Friday, September 13, 2013

O atoleiro soviético

Pedro J. Bondaczuk

A invasão soviética ao Afeganistão completa, nesta semana, mais especificamente na sexta-feira, seis anos. Na oportunidade em que as tropas russas atravessaram suas fronteiras e, numa brilhante operação militar levada a efeito em 27 de dezembro de 1979, deixaram os nacionalistas afegãos completamente sem defesa, o mundo todo tremeu.

A perspectiva da deflagração de uma Terceira Guerra Mundial, inclusive nuclear, esteve bem presente. O Ocidente passou semanas especulando sobre as intenções russas, como que paralisado, antevendo alguma aventura desastrosa do então já decrépito líder Leonid Brezhnev, possivelmente à busca de uma saída para os chamados mares quentes do sul, ou seja, o Oceano Índico.

Alguns analistas na ocasião aventuraram-se a prognosticar que o Afeganistão, dadas as suas características culturais e religiosas, estava destinado a se tornar o Vietnã da União Soviética. Ou seja, um imenso atoleiro, onde milhares de vidas seriam perdidas e centenas de milhões, quiçá alguns bilhões de dólares seriam desperdiçados.

A princípio, a rapidez da manobra russa e a eficiência com que pontos estratégicos desse montanhoso país foram ocupados, fizeram com que a convicção de alguns observadores, a propósito de uma interminável guerra de desgaste, balançasse um pouco.

Os principais líderes muçulmanos afegãos, contudo, contando com enorme ajuda ocidental, aos poucos equilibraram a desvantagem inicial. E hoje a União Soviética, sob o comando de um líder com visão muito mais objetiva do que as múmias que a comandaram nas últimas três décadas, deseja sair dessa autêntica areia movediça e não sabe como. Enfrenta o mesmo dilema dos norte-americanos em 1975, em relação ao Vietnã.

A saída dos Estados Unidos, da forma como ela aconteceu, do Sudoeste Asiático, causou um trauma que por muitos anos marcou a população do país. Apenas Ronald Reagan conseguiu devolver ao seu povo um pouco do orgulho perdido naquela desastrosa e humilhante aventura. Por isso ele é imbatível nas urnas e tão popular.

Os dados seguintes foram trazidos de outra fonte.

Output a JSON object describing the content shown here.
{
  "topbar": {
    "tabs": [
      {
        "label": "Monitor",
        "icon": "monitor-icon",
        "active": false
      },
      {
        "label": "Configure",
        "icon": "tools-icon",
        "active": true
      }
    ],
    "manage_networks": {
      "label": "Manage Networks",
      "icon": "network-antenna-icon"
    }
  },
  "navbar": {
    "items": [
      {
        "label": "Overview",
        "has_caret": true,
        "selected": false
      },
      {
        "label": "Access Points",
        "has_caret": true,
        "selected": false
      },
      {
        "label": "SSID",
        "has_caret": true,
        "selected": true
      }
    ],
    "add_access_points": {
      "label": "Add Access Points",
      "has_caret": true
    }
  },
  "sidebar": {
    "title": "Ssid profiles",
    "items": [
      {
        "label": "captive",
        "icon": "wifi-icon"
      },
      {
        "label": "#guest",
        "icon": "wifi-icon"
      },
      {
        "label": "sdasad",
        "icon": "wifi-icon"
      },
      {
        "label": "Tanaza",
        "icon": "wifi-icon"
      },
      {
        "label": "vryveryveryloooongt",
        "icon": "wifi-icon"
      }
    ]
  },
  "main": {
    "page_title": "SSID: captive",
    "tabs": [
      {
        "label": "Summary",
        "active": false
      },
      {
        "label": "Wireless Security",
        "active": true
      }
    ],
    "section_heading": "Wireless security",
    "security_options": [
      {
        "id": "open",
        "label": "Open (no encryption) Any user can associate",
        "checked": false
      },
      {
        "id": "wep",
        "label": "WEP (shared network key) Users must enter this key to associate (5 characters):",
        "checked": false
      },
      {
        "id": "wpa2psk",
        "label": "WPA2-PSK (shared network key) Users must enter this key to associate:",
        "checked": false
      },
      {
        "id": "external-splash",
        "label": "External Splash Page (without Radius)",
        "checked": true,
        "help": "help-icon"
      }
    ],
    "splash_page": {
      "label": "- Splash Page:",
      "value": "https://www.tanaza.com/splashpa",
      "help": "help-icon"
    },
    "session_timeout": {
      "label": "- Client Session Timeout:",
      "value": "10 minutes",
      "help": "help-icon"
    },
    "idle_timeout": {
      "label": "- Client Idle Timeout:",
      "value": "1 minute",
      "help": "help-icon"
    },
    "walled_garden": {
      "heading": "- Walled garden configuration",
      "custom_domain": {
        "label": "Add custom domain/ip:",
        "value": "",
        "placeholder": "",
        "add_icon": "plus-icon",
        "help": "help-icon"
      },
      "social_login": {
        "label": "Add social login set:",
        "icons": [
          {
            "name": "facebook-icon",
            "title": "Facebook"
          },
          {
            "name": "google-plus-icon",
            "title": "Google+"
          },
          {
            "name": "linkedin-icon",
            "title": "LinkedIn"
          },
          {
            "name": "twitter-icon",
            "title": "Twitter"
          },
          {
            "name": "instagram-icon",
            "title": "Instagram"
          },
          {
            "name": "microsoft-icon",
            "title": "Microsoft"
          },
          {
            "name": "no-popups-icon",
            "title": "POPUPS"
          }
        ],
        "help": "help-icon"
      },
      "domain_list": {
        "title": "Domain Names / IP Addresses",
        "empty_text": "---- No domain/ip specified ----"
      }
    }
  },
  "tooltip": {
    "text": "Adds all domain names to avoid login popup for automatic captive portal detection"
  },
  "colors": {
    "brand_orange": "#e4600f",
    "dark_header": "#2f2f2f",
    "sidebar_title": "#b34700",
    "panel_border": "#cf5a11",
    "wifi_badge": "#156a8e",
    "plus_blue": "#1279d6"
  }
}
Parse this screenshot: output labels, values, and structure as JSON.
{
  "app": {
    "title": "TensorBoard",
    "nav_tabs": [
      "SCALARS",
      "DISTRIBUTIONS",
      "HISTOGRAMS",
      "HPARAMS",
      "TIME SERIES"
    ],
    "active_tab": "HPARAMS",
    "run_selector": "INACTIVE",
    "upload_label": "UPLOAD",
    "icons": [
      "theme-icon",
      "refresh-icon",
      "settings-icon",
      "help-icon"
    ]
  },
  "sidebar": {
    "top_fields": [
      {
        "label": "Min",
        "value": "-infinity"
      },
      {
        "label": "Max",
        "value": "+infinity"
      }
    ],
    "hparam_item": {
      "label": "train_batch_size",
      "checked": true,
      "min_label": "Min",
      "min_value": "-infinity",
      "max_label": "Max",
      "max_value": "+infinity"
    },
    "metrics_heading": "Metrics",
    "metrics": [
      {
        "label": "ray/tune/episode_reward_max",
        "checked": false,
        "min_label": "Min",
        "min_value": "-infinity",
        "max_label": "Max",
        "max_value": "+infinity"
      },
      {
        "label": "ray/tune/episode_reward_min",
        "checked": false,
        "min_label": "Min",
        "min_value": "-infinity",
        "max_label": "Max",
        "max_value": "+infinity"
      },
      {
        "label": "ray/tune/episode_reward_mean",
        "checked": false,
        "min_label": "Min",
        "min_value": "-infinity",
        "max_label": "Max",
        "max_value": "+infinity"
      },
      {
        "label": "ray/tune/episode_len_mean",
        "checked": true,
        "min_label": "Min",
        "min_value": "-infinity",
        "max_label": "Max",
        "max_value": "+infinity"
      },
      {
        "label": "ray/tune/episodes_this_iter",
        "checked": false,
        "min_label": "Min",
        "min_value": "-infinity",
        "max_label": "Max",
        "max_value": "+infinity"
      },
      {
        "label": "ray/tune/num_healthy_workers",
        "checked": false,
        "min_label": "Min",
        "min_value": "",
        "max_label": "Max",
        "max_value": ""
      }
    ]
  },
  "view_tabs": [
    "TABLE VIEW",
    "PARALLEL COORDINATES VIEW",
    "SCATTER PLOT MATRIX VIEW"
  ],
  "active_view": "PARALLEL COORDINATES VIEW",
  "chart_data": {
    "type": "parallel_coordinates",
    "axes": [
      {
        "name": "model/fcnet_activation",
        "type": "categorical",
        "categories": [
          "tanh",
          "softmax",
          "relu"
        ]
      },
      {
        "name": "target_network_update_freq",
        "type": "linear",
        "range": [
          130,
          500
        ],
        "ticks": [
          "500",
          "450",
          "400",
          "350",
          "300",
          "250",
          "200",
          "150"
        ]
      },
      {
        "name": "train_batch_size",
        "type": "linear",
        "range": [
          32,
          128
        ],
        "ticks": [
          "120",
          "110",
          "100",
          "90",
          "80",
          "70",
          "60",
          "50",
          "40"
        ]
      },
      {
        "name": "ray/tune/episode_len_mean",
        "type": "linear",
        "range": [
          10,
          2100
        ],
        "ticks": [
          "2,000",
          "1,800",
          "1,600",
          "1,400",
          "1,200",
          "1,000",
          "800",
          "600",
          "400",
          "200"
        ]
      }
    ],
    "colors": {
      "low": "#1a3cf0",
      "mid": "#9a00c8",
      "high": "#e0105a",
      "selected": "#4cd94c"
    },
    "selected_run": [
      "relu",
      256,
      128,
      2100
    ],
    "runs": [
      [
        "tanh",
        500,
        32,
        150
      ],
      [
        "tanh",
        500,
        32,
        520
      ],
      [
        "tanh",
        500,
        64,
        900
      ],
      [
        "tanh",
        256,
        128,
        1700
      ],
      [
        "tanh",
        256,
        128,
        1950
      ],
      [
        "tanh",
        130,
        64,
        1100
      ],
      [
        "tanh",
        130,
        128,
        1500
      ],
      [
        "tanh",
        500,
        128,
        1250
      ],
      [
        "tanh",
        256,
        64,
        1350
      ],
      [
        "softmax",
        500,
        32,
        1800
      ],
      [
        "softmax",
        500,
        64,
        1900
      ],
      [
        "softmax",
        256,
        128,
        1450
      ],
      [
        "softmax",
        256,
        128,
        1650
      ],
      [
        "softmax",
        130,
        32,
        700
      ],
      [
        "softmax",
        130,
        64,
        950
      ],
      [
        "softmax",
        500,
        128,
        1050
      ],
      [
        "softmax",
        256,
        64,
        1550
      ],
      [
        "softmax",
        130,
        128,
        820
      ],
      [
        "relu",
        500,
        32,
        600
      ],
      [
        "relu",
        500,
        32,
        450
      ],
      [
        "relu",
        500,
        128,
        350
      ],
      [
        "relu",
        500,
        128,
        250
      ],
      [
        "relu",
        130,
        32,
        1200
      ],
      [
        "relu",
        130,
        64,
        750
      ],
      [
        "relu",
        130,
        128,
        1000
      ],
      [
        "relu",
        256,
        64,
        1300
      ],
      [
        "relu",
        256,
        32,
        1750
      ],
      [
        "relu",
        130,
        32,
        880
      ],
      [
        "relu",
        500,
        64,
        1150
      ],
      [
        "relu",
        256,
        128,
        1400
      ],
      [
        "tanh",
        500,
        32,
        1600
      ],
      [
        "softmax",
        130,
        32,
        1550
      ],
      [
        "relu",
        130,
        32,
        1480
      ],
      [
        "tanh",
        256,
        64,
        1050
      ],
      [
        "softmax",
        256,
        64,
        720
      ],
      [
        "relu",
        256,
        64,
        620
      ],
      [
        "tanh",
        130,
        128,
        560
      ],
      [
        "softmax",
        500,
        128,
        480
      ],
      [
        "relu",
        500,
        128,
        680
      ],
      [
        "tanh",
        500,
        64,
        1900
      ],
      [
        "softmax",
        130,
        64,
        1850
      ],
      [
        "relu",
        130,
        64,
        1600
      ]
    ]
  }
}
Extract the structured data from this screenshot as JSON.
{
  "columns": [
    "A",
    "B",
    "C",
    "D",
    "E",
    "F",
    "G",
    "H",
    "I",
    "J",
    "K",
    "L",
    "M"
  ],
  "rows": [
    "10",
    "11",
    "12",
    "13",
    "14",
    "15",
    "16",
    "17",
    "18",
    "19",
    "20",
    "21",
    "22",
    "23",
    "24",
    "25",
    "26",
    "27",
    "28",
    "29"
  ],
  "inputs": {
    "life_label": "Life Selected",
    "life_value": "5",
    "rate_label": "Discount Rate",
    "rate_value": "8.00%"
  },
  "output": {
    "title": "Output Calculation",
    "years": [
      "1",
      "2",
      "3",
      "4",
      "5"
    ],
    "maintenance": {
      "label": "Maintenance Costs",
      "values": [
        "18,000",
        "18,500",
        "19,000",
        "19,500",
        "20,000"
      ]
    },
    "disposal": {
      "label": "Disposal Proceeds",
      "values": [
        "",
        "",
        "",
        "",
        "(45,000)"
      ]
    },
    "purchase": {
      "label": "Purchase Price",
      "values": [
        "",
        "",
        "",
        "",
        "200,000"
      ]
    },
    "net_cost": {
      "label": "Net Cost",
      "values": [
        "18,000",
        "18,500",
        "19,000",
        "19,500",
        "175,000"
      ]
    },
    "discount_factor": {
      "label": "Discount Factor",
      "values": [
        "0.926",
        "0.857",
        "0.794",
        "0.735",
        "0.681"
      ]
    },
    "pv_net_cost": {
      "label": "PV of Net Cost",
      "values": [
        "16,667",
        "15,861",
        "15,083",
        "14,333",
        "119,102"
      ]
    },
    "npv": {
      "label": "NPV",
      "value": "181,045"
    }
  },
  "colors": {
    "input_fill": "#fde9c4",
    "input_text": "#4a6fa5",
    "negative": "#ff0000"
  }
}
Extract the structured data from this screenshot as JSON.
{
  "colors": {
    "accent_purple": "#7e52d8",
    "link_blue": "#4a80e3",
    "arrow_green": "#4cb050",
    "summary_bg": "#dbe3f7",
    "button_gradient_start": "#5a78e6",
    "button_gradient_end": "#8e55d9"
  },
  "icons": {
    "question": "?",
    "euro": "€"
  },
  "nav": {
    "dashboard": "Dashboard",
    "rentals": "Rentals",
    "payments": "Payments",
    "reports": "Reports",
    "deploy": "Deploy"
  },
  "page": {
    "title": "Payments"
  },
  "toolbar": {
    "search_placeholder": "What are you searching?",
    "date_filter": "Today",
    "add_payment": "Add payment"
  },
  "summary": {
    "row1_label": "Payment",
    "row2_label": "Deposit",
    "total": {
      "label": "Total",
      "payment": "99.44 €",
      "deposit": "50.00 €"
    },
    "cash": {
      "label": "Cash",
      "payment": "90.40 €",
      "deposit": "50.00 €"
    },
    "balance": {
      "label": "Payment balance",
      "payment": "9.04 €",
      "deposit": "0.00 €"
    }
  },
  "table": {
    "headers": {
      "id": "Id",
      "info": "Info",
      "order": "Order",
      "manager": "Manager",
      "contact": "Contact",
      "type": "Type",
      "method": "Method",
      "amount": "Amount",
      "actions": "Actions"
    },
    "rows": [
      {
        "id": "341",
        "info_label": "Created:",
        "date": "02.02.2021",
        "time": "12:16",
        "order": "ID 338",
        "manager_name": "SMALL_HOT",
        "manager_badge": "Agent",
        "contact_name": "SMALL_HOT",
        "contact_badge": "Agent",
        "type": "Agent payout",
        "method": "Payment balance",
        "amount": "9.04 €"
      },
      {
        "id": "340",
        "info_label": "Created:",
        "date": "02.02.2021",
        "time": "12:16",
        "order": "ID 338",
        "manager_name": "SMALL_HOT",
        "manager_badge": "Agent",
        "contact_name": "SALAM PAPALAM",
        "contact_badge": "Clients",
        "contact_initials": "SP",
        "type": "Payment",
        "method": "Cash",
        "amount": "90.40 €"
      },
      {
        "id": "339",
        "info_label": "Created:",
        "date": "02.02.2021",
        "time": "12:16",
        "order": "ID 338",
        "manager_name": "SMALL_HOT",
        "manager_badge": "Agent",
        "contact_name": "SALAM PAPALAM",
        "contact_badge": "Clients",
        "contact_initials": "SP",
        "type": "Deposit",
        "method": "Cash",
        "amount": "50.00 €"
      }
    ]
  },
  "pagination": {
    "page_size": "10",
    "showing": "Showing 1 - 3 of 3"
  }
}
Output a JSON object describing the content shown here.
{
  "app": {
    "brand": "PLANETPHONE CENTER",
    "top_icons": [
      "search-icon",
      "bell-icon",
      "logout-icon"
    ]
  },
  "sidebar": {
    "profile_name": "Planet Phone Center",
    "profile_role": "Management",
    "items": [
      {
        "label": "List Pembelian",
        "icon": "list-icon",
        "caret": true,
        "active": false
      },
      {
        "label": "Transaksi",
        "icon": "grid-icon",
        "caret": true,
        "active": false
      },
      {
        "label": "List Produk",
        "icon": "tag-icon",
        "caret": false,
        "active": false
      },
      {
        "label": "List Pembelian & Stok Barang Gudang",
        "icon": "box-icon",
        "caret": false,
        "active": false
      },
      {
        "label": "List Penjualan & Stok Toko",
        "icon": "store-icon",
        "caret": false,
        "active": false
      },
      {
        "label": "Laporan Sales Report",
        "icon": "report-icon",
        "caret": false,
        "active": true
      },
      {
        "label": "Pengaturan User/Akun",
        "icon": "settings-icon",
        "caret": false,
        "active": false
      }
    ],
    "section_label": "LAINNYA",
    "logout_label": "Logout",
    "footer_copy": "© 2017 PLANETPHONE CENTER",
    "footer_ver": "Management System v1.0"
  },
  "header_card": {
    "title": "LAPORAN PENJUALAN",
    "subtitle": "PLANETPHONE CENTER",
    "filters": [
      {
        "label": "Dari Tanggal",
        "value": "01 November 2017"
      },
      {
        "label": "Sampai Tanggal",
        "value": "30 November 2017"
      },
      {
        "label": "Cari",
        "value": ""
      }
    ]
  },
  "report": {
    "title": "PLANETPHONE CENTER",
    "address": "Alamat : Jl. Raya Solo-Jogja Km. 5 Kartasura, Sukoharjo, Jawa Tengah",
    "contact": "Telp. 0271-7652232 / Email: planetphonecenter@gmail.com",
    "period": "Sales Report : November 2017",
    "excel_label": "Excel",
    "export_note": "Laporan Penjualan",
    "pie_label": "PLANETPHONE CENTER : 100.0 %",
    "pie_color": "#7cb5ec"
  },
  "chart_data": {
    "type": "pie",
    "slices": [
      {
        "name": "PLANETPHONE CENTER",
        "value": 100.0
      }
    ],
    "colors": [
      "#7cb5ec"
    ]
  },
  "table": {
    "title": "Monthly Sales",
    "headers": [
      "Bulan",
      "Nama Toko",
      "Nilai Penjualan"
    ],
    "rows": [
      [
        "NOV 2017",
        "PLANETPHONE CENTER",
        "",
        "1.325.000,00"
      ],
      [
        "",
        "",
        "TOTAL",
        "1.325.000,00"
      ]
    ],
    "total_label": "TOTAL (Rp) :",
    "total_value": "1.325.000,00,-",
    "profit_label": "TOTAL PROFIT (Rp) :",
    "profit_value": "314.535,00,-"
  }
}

O que a liderança do Cremlin quer, nesse momento, é evitar algo parecido. Até porque a mentalidade do povo soviético é muito diferente da do norte-americano. Além disso, a simples saída do Afeganistão, sem que o principal motivo da invasão haja cessado, ou seja, o risco desse país paupérrimo e atrasado cair em mãos de muçulmanos radicais, que assim ameaçariam seriamente a própria estabilidade da maioria das Repúblicas asiáticas soviéticas, seria ainda mais desastrosa, interna e externamente.

Embora 90% da população afegã seja da seita sunita, os 9% de xiitas, que têm no aiatolá Khomeini do Irã uma espécie de reencarnação do próprio Maomé, são extremamente ativos. Os combatentes das guerrilhas mais perigosos e tenazes pertencem a essa facção religiosa, muito difundida, também, em pleno território da União Soviética.

O Cremlin, certamente, está pouco ligando para o Afeganistão em si, como país. O que preocupa é a possibilidade dessa “infecção” espalhar-se para o seu próprio organismo nacional, desfazendo uma estrutura que, bem ou mal, vem persistindo há 68 anos, desde a Revolução de 1917.

Outro aspecto que as autoridades soviéticas têm levado em consideração é o da defesa. A ocupação do território afegão pelas suas tropas, embora onerosa e desgastante, impede que seus adversários, principalmente os Estados Unidos, instalem na região bases capazes de colocar em risco a segurança territorial russa.

Se o Afeganistão sair da esfera de Moscou, à qual foi ligado quase que compulsoriamente, a tendência seria ele passar para o lado exatamente oposto. Por essa razão, Mikhail Gorbachev propôs a Ronald Reagan, em Genebra, a neutralização política desse país, sob estrita supervisão internacional.

Pelo menos a curto prazo, esta nos parece a única solução praticável, capaz de pôr um ponto final numa das páginas mais deprimentes da história contemporânea.

(Artigo publicado na página 8, Internacional, do Correio Popular, em 25 de dezembro de 1985).